More like scrotums, as Dan would say. Another asks regarding this quick post, “The real mother of Trig is Rick Astley?” Another fell for it too:
Goddammit Sullivan. I was just about to write a nice email to wish you all the best and thank you for everything the blog has given me over the years. And then you Rickrolled me with this post. Fuck you and good riddance.
Or how another puts it:
....................../´¯/)
....................,/¯../
.................../..../
............./´¯/'...'/´¯¯`·¸
........../'/.../..../......./¨¯\
........('(...´...´.... ¯~/'...')
.........\.................'...../
..........''...\.......... _.·´
............\..............(
..............\.............\...
Heh. Another:
I HATE YOU I HATE YOU I HATE YOU!!!
(I love you I love you I love you please don’t go please don’t go!)
Another confesses, “What I hate the most is what it says about me that I clicked on that Trig click-bait.” Another:
I should have known I was about to be Rick rolled. Captain Ahab was not after gold. The poor mixing of metaphors should have been a clue. Well done though. I totally fell for it.
Another asks, “Is this end of blogging just a set up for the mother of all rick rolls?!?” Maybe if it were closer to April 1. One more reader for now:
Rick-rolled in the end. You suck. But I have to admit, I danced, and cried a little too. Really. It’s starting to sink in that Friday is the end of it all. I feel like I’m losing a brother, my online family, my home page, and one-stop shopping for almost everything that mattered. I just spent an hour visiting almost every sight on your blog reference list for a possible replacement. Nothing compares to The Dish. Damn it.

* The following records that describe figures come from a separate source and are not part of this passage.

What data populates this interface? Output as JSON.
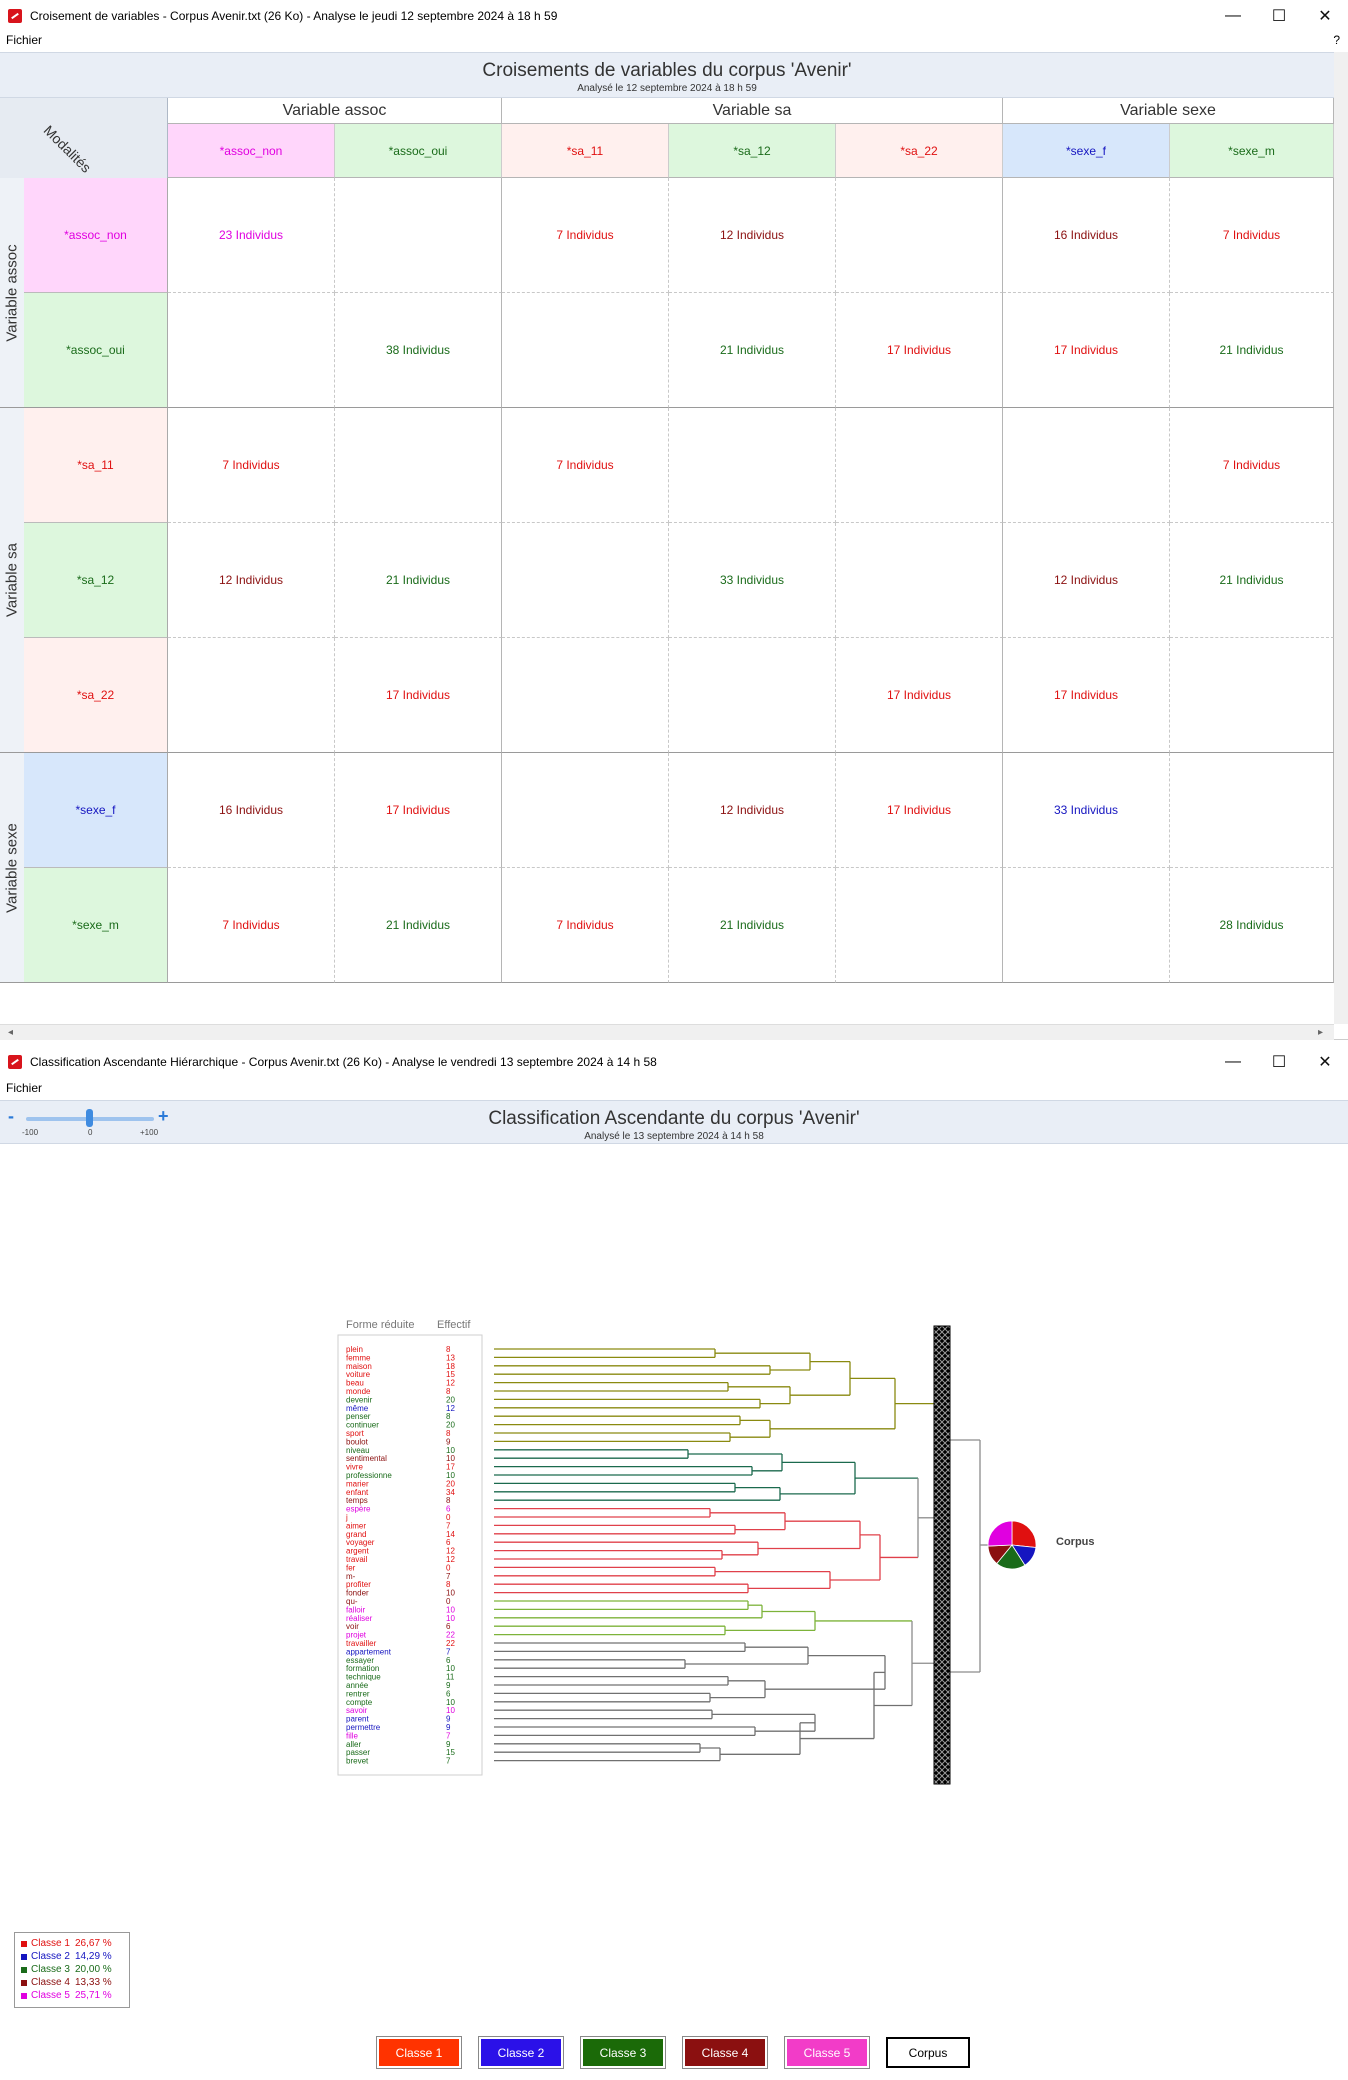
{
  "window1": {
    "title": "Croisement de variables - Corpus Avenir.txt (26 Ko) - Analyse le jeudi 12 septembre 2024 à 18 h 59",
    "menu": "Fichier",
    "help": "?",
    "controls": {
      "minimize": "—",
      "maximize": "☐",
      "close": "✕"
    },
    "header_title": "Croisements de variables du corpus 'Avenir'",
    "header_subtitle": "Analysé le 12 septembre 2024 à 18 h 59",
    "corner_label": "Modalités",
    "column_groups": [
      "Variable  assoc",
      "Variable            sa",
      "Variable  sexe"
    ],
    "columns": [
      {
        "label": "*assoc_non",
        "color": "#e000e0",
        "bg": "#ffd6fb"
      },
      {
        "label": "*assoc_oui",
        "color": "#1a6b1a",
        "bg": "#ddf7dd"
      },
      {
        "label": "*sa_11",
        "color": "#e01010",
        "bg": "#fff0ee"
      },
      {
        "label": "*sa_12",
        "color": "#1a6b1a",
        "bg": "#ddf7dd"
      },
      {
        "label": "*sa_22",
        "color": "#e01010",
        "bg": "#fff0ee"
      },
      {
        "label": "*sexe_f",
        "color": "#1515c0",
        "bg": "#d7e7fb"
      },
      {
        "label": "*sexe_m",
        "color": "#1a6b1a",
        "bg": "#ddf7dd"
      }
    ],
    "row_groups": [
      "Variable  assoc",
      "Variable sa",
      "Variable  sexe"
    ],
    "rows": [
      {
        "label": "*assoc_non",
        "color": "#e000e0",
        "bg": "#ffd6fb"
      },
      {
        "label": "*assoc_oui",
        "color": "#1a6b1a",
        "bg": "#ddf7dd"
      },
      {
        "label": "*sa_11",
        "color": "#e01010",
        "bg": "#fff0ee"
      },
      {
        "label": "*sa_12",
        "color": "#1a6b1a",
        "bg": "#ddf7dd"
      },
      {
        "label": "*sa_22",
        "color": "#e01010",
        "bg": "#fff0ee"
      },
      {
        "label": "*sexe_f",
        "color": "#1515c0",
        "bg": "#d7e7fb"
      },
      {
        "label": "*sexe_m",
        "color": "#1a6b1a",
        "bg": "#ddf7dd"
      }
    ],
    "cells": [
      [
        {
          "t": "23 Individus",
          "c": "#e000e0"
        },
        {
          "t": "",
          "c": ""
        },
        {
          "t": "7 Individus",
          "c": "#e01010"
        },
        {
          "t": "12 Individus",
          "c": "#8b1010"
        },
        {
          "t": "",
          "c": ""
        },
        {
          "t": "16 Individus",
          "c": "#8b1010"
        },
        {
          "t": "7 Individus",
          "c": "#e01010"
        }
      ],
      [
        {
          "t": "",
          "c": ""
        },
        {
          "t": "38 Individus",
          "c": "#1a6b1a"
        },
        {
          "t": "",
          "c": ""
        },
        {
          "t": "21 Individus",
          "c": "#1a6b1a"
        },
        {
          "t": "17 Individus",
          "c": "#e01010"
        },
        {
          "t": "17 Individus",
          "c": "#e01010"
        },
        {
          "t": "21 Individus",
          "c": "#1a6b1a"
        }
      ],
      [
        {
          "t": "7 Individus",
          "c": "#e01010"
        },
        {
          "t": "",
          "c": ""
        },
        {
          "t": "7 Individus",
          "c": "#e01010"
        },
        {
          "t": "",
          "c": ""
        },
        {
          "t": "",
          "c": ""
        },
        {
          "t": "",
          "c": ""
        },
        {
          "t": "7 Individus",
          "c": "#e01010"
        }
      ],
      [
        {
          "t": "12 Individus",
          "c": "#8b1010"
        },
        {
          "t": "21 Individus",
          "c": "#1a6b1a"
        },
        {
          "t": "",
          "c": ""
        },
        {
          "t": "33 Individus",
          "c": "#1a6b1a"
        },
        {
          "t": "",
          "c": ""
        },
        {
          "t": "12 Individus",
          "c": "#8b1010"
        },
        {
          "t": "21 Individus",
          "c": "#1a6b1a"
        }
      ],
      [
        {
          "t": "",
          "c": ""
        },
        {
          "t": "17 Individus",
          "c": "#e01010"
        },
        {
          "t": "",
          "c": ""
        },
        {
          "t": "",
          "c": ""
        },
        {
          "t": "17 Individus",
          "c": "#e01010"
        },
        {
          "t": "17 Individus",
          "c": "#e01010"
        },
        {
          "t": "",
          "c": ""
        }
      ],
      [
        {
          "t": "16 Individus",
          "c": "#8b1010"
        },
        {
          "t": "17 Individus",
          "c": "#e01010"
        },
        {
          "t": "",
          "c": ""
        },
        {
          "t": "12 Individus",
          "c": "#8b1010"
        },
        {
          "t": "17 Individus",
          "c": "#e01010"
        },
        {
          "t": "33 Individus",
          "c": "#1515c0"
        },
        {
          "t": "",
          "c": ""
        }
      ],
      [
        {
          "t": "7 Individus",
          "c": "#e01010"
        },
        {
          "t": "21 Individus",
          "c": "#1a6b1a"
        },
        {
          "t": "7 Individus",
          "c": "#e01010"
        },
        {
          "t": "21 Individus",
          "c": "#1a6b1a"
        },
        {
          "t": "",
          "c": ""
        },
        {
          "t": "",
          "c": ""
        },
        {
          "t": "28 Individus",
          "c": "#1a6b1a"
        }
      ]
    ]
  },
  "window2": {
    "title": "Classification Ascendante Hiérarchique - Corpus Avenir.txt (26 Ko) - Analyse le vendredi 13 septembre 2024 à 14 h 58",
    "menu": "Fichier",
    "controls": {
      "minimize": "—",
      "maximize": "☐",
      "close": "✕"
    },
    "header_title": "Classification Ascendante du corpus 'Avenir'",
    "header_subtitle": "Analysé le 13 septembre 2024 à 14 h 58",
    "zoom": {
      "minus": "-",
      "plus": "+",
      "min_label": "-100",
      "mid_label": "0",
      "max_label": "+100",
      "value": 0
    },
    "list_headers": {
      "form": "Forme réduite",
      "count": "Effectif"
    },
    "words": [
      {
        "w": "plein",
        "n": "8",
        "c": "#e01010"
      },
      {
        "w": "femme",
        "n": "13",
        "c": "#e01010"
      },
      {
        "w": "maison",
        "n": "18",
        "c": "#e01010"
      },
      {
        "w": "voiture",
        "n": "15",
        "c": "#e01010"
      },
      {
        "w": "beau",
        "n": "12",
        "c": "#e01010"
      },
      {
        "w": "monde",
        "n": "8",
        "c": "#e01010"
      },
      {
        "w": "devenir",
        "n": "20",
        "c": "#1a6b1a"
      },
      {
        "w": "même",
        "n": "12",
        "c": "#1515c0"
      },
      {
        "w": "penser",
        "n": "8",
        "c": "#1a6b1a"
      },
      {
        "w": "continuer",
        "n": "20",
        "c": "#1a6b1a"
      },
      {
        "w": "sport",
        "n": "8",
        "c": "#e01010"
      },
      {
        "w": "boulot",
        "n": "9",
        "c": "#8b1010"
      },
      {
        "w": "niveau",
        "n": "10",
        "c": "#1a6b1a"
      },
      {
        "w": "sentimental",
        "n": "10",
        "c": "#8b1010"
      },
      {
        "w": "vivre",
        "n": "17",
        "c": "#e01010"
      },
      {
        "w": "professionne",
        "n": "10",
        "c": "#1a6b1a"
      },
      {
        "w": "marier",
        "n": "20",
        "c": "#e01010"
      },
      {
        "w": "enfant",
        "n": "34",
        "c": "#e01010"
      },
      {
        "w": "temps",
        "n": "8",
        "c": "#8b1010"
      },
      {
        "w": "espère",
        "n": "6",
        "c": "#e000e0"
      },
      {
        "w": "j",
        "n": "0",
        "c": "#e01010"
      },
      {
        "w": "aimer",
        "n": "7",
        "c": "#e01010"
      },
      {
        "w": "grand",
        "n": "14",
        "c": "#e01010"
      },
      {
        "w": "voyager",
        "n": "6",
        "c": "#e01010"
      },
      {
        "w": "argent",
        "n": "12",
        "c": "#e01010"
      },
      {
        "w": "travail",
        "n": "12",
        "c": "#e01010"
      },
      {
        "w": "fer",
        "n": "0",
        "c": "#e01010"
      },
      {
        "w": "m-",
        "n": "7",
        "c": "#8b1010"
      },
      {
        "w": "profiter",
        "n": "8",
        "c": "#e01010"
      },
      {
        "w": "fonder",
        "n": "10",
        "c": "#8b1010"
      },
      {
        "w": "qu-",
        "n": "0",
        "c": "#8b1010"
      },
      {
        "w": "falloir",
        "n": "10",
        "c": "#e000e0"
      },
      {
        "w": "réaliser",
        "n": "10",
        "c": "#e000e0"
      },
      {
        "w": "voir",
        "n": "6",
        "c": "#8b1010"
      },
      {
        "w": "projet",
        "n": "22",
        "c": "#e000e0"
      },
      {
        "w": "travailler",
        "n": "22",
        "c": "#e01010"
      },
      {
        "w": "appartement",
        "n": "7",
        "c": "#1515c0"
      },
      {
        "w": "essayer",
        "n": "6",
        "c": "#1a6b1a"
      },
      {
        "w": "formation",
        "n": "10",
        "c": "#1a6b1a"
      },
      {
        "w": "technique",
        "n": "11",
        "c": "#1a6b1a"
      },
      {
        "w": "année",
        "n": "9",
        "c": "#1a6b1a"
      },
      {
        "w": "rentrer",
        "n": "6",
        "c": "#1a6b1a"
      },
      {
        "w": "compte",
        "n": "10",
        "c": "#1a6b1a"
      },
      {
        "w": "savoir",
        "n": "10",
        "c": "#e000e0"
      },
      {
        "w": "parent",
        "n": "9",
        "c": "#1515c0"
      },
      {
        "w": "permettre",
        "n": "9",
        "c": "#1515c0"
      },
      {
        "w": "fille",
        "n": "7",
        "c": "#e000e0"
      },
      {
        "w": "aller",
        "n": "9",
        "c": "#1a6b1a"
      },
      {
        "w": "passer",
        "n": "15",
        "c": "#1a6b1a"
      },
      {
        "w": "brevet",
        "n": "7",
        "c": "#1a6b1a"
      }
    ],
    "tree_colors": [
      "#8a8a10",
      "#1b6a4e",
      "#e0404a",
      "#7db33a",
      "#707070"
    ],
    "corpus_label": "Corpus",
    "pie_colors": [
      "#e01010",
      "#1515c0",
      "#1a6b1a",
      "#8b1010",
      "#e000e0"
    ],
    "legend": [
      {
        "name": "Classe  1",
        "val": "26,67 %",
        "color": "#e01010"
      },
      {
        "name": "Classe  2",
        "val": "14,29 %",
        "color": "#1515c0"
      },
      {
        "name": "Classe  3",
        "val": "20,00 %",
        "color": "#1a6b1a"
      },
      {
        "name": "Classe  4",
        "val": "13,33 %",
        "color": "#8b1010"
      },
      {
        "name": "Classe  5",
        "val": "25,71 %",
        "color": "#e000e0"
      }
    ],
    "buttons": [
      {
        "label": "Classe 1",
        "bg": "#ff3300"
      },
      {
        "label": "Classe 2",
        "bg": "#2b11e8"
      },
      {
        "label": "Classe 3",
        "bg": "#1b6a08"
      },
      {
        "label": "Classe 4",
        "bg": "#8b1010"
      },
      {
        "label": "Classe 5",
        "bg": "#f23cc8"
      },
      {
        "label": "Corpus",
        "bg": "#ffffff"
      }
    ]
  }
}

Best wishes to you all. Y’all really have no idea how much you mattered and the difference you made in my life. Please do use the list of emails you have and keep us updated. I would love to know where everyone ends up, what everyone writes, and that you are all thriving. My days will never be the same, but I’m smarter now, and glad to have been along for the ride.
You and 30,256 subscribers carried us.